Osman Paksüt, le vice-président de la Cour constitutionnelle, a déclaré, lundi 31 mars, que la décision avait été prise à l’unanimité des 11 juges. L’AKP, créé en 2001 sur les cendres de partis islamistes dissous, affirme avoir rompu avec l’islam politique et que la plainte répond à des motivations politiques. Une majorité des juges a décidé d’inclure dans le procès le chef de l’État, Abdullah Gül, un ancien cadre de l’AKP qui est maintenant le président de la République. Quatre des onze juges ont en effet refusé de valider l’ouverture de poursuites contre ce dernier, pour des faits antérieurs à sa prise de fonction. Fait à noter, bientôt, le président de la République, Abdullah Gül, pourra nommer des personnalités moins kémalistes aux plus hautes positions juridiques, notamment dans les hautes cours du pays. Cette étape pourrait sonner la fin de la République laïque, craint l’establishment kémaliste.

Selon le quotidien Milliyet, trois options sont possibles pour l’AKP. Selon ces choix, l’AKP peut s’orienter vers une conciliation avec l’opposition pour changer la constitution afin de rendre plus difficile l’interdiction d’un parti politique. En second lieu, elle peut organiser un référendum pour l’amendement des articles 68 et 69 de la constitution afin d’éviter la fermeture et, en troisième lieu, laisser tomber le changement constitutionnel et faire un plaidoiyer devant la Justice.
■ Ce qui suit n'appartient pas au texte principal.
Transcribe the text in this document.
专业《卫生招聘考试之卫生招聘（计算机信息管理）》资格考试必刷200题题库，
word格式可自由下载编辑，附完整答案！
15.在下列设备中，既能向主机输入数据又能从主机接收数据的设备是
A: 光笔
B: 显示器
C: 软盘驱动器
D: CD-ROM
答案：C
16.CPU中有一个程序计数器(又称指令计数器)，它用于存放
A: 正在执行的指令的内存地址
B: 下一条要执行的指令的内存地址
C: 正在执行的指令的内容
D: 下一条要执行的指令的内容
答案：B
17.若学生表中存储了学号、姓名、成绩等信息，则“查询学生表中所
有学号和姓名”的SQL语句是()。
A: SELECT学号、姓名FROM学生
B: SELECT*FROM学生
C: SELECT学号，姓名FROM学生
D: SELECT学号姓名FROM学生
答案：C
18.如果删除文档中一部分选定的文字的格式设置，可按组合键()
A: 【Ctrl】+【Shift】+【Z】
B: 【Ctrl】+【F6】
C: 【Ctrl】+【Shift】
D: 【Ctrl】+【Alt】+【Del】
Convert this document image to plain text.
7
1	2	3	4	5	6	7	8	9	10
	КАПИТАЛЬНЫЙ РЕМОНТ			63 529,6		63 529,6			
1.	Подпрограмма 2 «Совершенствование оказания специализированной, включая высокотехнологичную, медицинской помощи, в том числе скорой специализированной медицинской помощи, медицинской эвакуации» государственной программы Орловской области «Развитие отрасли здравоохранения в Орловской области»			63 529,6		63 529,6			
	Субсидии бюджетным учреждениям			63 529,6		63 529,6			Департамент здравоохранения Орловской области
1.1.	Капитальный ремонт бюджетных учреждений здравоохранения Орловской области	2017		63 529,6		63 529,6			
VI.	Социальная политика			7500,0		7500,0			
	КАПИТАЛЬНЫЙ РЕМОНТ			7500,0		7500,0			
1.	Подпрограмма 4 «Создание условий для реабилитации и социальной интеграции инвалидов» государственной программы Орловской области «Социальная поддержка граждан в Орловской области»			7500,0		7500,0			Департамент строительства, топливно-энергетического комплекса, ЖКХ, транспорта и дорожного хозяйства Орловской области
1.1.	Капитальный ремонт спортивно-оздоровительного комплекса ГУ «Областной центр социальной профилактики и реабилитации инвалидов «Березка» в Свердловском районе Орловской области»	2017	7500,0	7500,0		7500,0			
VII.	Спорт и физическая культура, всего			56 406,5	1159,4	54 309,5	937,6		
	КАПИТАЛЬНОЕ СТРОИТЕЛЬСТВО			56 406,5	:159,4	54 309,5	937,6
Le parti AKP dispose d’un délai d’un mois, extensible, pour présenter sa défense. Après la présentation des preuves, le procureur déclarera sa position et demandera l’interdiction de l’activité du parti. Le réquisitoire sera présenté à l’AKP. Devant la Cour constitutionnelle, le procureur et le parti pourront présenter des preuves supplémentaires. Au terme de cette procédure, un rapport final sera préparé. La décision finale sera prise par 7 voix sur 11 membres de la Cour dans quelques mois.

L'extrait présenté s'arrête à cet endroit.